A organização do PCP na Região Autónoma da Madeira apresentou um conjunto de propostas de alteração ao Orçamento Regional para 2018 no sentido de fazer reverter para os trabalhadores e as populações o crescimento que o governo regional assume existir. O Partido lembra que os «madeirenses e portossantenses são confrontados com a taxa de desemprego mais alta do País, com o agravamento de situações de pobreza e exclusão social, com a diminuição dos custos do trabalho». A proposta de orçamento, denunciam os comunistas, reflecte uma opção política pelos mais poderosos, ao isentar de contribuição o sector bancário, o que revela uma profunda «falta de coragem de garantir que quem mais tem mais contribui para o Orçamento Regional».

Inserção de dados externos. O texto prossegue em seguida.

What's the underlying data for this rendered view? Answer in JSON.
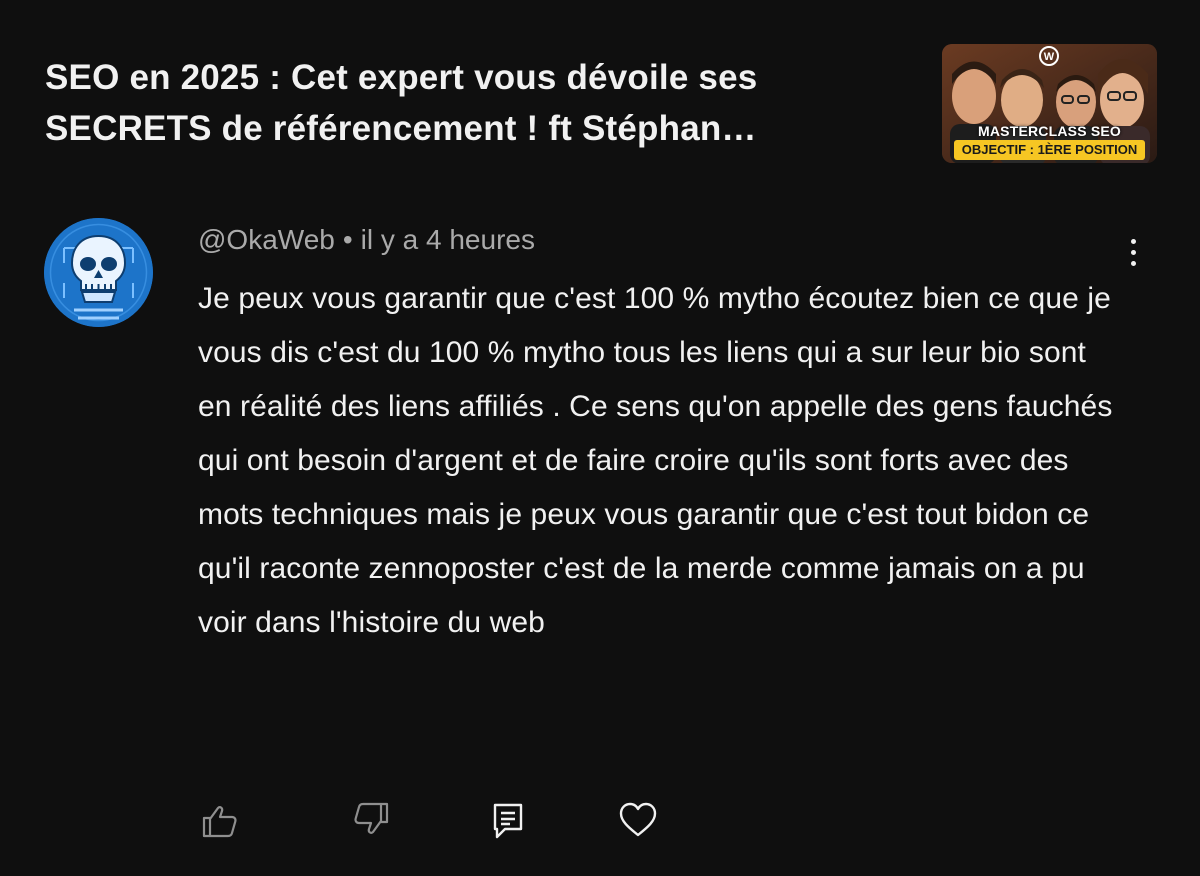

Entre outras, o PCP apresentou as seguintes propostas: criação do complemento de pensão de 65 euros para reformados e pensionistas que aufiram rendimentos inferiores ao salário mínimo nacional e do complemento de 10 por cento ao Abono de Família para crianças e jovens; gratuitidade dos manuais escolares no 1.º ciclo; fim das taxas moderadoras; majoração do montante do subsídio de desemprego em 10 por cento; criação de um programa complementar para apoio financeiro aos cidadãos desempregados, com particular incidência junto dos desempregados de longa duração; criação do Fundo de Compensação Social; criação de um cabaz de bens essenciais.


AÇORES
Promover e potenciar a investigação científica

O PCP recebeu com surpresa o anúncio do eventual encerramento das instalações do Instituto do Mar (IMAR) na Horta. Numa intervenção proferida na Assembleia Legislativa Regional dos Açores, no decurso de um debate sobre o tema, o deputado comunista João Paulo Corvelo reafirmou que, para o PCP, é «fundamental e estratégico que este polo de investigação marinha prossiga o seu trabalho na cidade da Horta» e que o faça «apetrechado de todos os meios técnicos e humanos» de que necessita para a plena concretização das suas funções.

Assim, perante as dúvidas que subsistem sobre o futuro do IMAR, o deputado do PCP, eleito pela Ilha das Flores, defendeu não só um esclarecimento cabal acerca do futuro da investigação no polo da Horta da Universidade dos Açores como também um conhecimento mais profundo sobre se «estão assegurados todos os meios técnicos e salvaguardados os postos de trabalho e os direitos dos trabalhadores no suposto período de transição entre o anunciado encerramento do IMAR e a activação de um Centro de Investigação da Universidade dos Açores designado por Okeanos». Reafirmando a posição «intransigente» do PCP nesta matéria, João Paulo Corvelo considerou inaceitável que se prossiga um caminho que «tenha como consequência ou vise a contínua desvalorização e esvaziamento do prestigiado e reconhecido polo de investigação científica da Universidade dos Açores na cidade da Horta».